Thank you Stormy, Miss Piggy, and Brigid. I wrote that last night when I was just so shocked that this could happen but knowing very well that he is fully capable of making it happen. I assumed that I didn't have to list these things for a divorce decree until my attorney told me otherwise yesterday. I assumed that he might be somewhat normal but, obviously, was giving him the benefit of the doubt. I assumed he would maintain contact with our children when I divorced him but to him it was a package deal and he has cut off all contact with them. Fortunately they are 22, 22, and 23. (The kids tell me not to worry....they never had a relationship with him anyway). This is a no-fault but equitable State in which to divorce. The judge gave me slightly more than half. So this will be his way of getting even.

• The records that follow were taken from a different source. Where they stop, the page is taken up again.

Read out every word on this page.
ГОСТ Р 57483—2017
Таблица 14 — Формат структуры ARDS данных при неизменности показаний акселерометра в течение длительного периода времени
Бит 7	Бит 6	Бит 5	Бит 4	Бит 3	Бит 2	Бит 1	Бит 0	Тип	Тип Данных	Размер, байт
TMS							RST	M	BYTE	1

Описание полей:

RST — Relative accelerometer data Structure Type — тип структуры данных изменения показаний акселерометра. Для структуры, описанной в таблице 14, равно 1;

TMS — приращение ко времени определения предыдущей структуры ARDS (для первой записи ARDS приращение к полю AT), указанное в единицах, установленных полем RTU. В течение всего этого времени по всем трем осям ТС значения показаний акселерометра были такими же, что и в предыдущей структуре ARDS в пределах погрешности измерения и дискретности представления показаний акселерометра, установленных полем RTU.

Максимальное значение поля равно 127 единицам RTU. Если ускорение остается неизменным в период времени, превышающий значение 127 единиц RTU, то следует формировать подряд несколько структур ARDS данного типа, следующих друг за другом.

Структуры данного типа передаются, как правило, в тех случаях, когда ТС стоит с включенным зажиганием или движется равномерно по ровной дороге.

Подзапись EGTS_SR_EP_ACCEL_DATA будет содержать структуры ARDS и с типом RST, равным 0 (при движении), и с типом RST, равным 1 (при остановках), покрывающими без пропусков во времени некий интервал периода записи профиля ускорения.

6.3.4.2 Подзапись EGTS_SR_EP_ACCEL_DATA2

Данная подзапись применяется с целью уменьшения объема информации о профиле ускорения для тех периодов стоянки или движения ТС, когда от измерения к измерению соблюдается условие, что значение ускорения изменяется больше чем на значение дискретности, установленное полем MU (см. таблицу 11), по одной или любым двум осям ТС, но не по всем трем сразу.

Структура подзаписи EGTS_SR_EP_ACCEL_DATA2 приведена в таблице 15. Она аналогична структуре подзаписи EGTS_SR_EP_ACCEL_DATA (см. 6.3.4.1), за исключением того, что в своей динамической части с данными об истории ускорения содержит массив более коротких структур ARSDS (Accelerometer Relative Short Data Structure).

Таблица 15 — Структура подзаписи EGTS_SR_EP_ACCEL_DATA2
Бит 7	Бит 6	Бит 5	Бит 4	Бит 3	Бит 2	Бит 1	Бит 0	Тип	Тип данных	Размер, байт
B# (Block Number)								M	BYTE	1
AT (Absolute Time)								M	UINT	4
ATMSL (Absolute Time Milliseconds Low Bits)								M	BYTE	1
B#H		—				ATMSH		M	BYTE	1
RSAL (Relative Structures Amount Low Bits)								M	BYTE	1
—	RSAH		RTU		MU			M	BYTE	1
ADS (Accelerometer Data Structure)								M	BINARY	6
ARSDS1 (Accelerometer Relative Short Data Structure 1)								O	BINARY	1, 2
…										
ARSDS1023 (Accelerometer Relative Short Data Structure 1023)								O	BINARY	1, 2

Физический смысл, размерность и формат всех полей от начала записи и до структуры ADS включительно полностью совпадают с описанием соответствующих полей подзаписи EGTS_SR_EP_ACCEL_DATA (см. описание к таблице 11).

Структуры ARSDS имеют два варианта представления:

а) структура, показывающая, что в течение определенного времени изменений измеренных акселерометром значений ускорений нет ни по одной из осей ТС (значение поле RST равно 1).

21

Admittedly, I am wallowing in self-pity and a lot of shock, actually. On the good side, I have my kids and my dogs. I have several very good friends near by. I have enough money that I'm not going to starve or go on the dole. I guess psychologically, this was the final moment that I really had to realize that he is truly mentally ill. Or, he he is just evil because he has the intelligence to know what he is doing and is doing it nevertheless. The law may be an "ass" but when you are conjoined with people such as my husband, it is the only alternative to dying young from stress or to be able to go on your way.
Thanks for listening. It's really good to finally be able to tell someone. Bittles and the three little bits.